The ABC's of civic politics show not all politicians were created equally
Shhhh...don't tell anyone. But did you know that if the first letter of your last name starts with A, B or C you stand a better chance of becoming a city councillor or the mayor? Okay, truth be told, researchers who've been looking into this phenomenon recently released their results, so it's no longer a big secret any longer. Researchers have now published a study which indicates conclusively that people with last names that start with A B C or D have an Alphabet Advantage over their rivals.
The study was co-authored by Yuval Salant, assistant professor of decision sciences at Northwestern University's Kellogg Graduate School of Management. He found that current and former elected city councillors such as Suzanne Anton, Heather Deal, George Chow, Elizabeth Ball, Jordan Bateman, Kim Capri, Jennifer Clark, to name but a few, have a slight advantage over other politicians. The theory is that Suzanne Anton would get elected more often than Bill Zoolander, simply because her last name starts with an A rather than a Z.
For years, backroom politicos have watched closely to see how many ABCs made it onto their slate after all the nomination ballots were counted.
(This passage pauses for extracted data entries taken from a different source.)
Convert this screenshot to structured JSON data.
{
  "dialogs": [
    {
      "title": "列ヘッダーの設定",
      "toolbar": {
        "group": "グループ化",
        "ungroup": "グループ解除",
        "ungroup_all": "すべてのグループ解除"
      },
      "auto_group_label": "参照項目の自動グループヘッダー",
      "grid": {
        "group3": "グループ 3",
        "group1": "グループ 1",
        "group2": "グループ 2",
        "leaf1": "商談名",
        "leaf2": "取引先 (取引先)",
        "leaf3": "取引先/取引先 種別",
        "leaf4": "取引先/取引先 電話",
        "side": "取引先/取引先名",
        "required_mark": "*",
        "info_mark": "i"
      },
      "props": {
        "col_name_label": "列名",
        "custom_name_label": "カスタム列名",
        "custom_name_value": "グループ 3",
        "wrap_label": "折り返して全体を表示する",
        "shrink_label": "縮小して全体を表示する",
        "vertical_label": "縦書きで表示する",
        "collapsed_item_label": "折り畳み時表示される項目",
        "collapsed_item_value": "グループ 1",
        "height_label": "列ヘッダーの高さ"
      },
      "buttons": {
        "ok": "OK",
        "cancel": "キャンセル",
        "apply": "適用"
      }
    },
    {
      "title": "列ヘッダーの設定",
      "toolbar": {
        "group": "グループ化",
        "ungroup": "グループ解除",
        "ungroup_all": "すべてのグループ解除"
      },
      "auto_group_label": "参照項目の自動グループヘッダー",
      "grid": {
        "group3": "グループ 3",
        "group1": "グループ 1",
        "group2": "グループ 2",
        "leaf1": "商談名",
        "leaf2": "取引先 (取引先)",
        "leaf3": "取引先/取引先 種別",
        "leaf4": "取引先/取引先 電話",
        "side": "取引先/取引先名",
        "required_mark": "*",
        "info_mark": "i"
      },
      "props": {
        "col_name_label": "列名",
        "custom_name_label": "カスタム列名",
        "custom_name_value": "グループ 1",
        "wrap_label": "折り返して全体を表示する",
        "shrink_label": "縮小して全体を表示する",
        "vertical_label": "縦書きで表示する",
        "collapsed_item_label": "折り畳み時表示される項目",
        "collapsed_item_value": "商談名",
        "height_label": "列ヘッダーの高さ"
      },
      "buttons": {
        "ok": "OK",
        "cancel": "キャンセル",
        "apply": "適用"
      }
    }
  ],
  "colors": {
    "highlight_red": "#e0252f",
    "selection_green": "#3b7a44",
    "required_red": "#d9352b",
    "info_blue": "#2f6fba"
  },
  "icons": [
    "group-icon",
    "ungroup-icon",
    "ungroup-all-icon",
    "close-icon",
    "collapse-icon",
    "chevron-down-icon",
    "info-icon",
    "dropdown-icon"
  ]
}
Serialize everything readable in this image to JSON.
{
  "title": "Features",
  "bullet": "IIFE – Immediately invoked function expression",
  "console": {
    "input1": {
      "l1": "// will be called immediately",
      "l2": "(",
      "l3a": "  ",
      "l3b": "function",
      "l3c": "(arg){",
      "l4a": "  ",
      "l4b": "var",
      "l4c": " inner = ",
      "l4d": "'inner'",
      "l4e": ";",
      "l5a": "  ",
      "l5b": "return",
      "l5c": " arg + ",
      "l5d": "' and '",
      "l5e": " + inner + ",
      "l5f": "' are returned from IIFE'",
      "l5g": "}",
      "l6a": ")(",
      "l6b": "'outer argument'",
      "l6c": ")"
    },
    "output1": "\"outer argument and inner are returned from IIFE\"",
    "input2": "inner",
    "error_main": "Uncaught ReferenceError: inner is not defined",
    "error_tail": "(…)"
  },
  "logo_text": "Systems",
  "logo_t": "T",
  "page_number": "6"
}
Too many QRSTs compared to ABCDs and you might just lose the election. However, much like the civic ballot which is also listed in alphabetical order, the nomination ballot also tends to favour ABC candidates.
It's for this reason that many people have advocated for a random ballot that would help to eliminate the Alphabet Advantage. The only problem with this theory is that the advantage would still be there, it would just now be afforded to the top 5 or 6 names on the ballot, regardless of what letter they start with. Researchers say the only way to completely eliminate the Alphabet Advantage is to randomize each ballot individually.
The theory behind the Alphabet Advantage is that most people start voting in municipal elections from the top ot the ballot to the bottom. In Vancouver's case, the at-large system provides each voter with up to 10 ballots (or checkmarks) to vote for their preferred city councillor. For the people at the bottom of the ballot, there are almost always fewer ballots (or votes) left for them as the voter has already marked up the top part of the ballot with their preferred candidates. Is this all making sense? I certainly hope so.
Salant has scientifically demonstrated that being higher up on the ballot provides you with a 5 perecentage point advantage over your political rivals. Here is what he had to say:
It means that in one out of 10 elections in which the candidate listed first won, he won only because he was listed first.
And if a candidate gains from being listed first, that means someone has to lose; that's the candidate who's in the middle.
According to a Vancouver Sun story:
Researchers found the person listed first on a ballot was 4.8 points likelier to win his or her seat than predicted by chance (the number of winners listed in first position were calculated and compared to the number statistically expected to win in that position).
By contrast, the candidate listed in the middle position saw the likelihood of victory slide by 2.5 percentage points, or a 7.2-point disadvantage from the candidate listed first, because of the placement.
The data are based on the outcomes of city council and school-board elections in California, where the State draws a random order of the alphabet and then lists nominees accordingly.
So if anyone ever asks you to explain to them the ABCs of municipal politics, you now know how it really works. As for Vancouver's NPA, Vision, Green and COPE parties, rest assured they will be looking very closely at the first letter of their newly minted candidates last names to see if it gives them that slight Alphabet Advantage.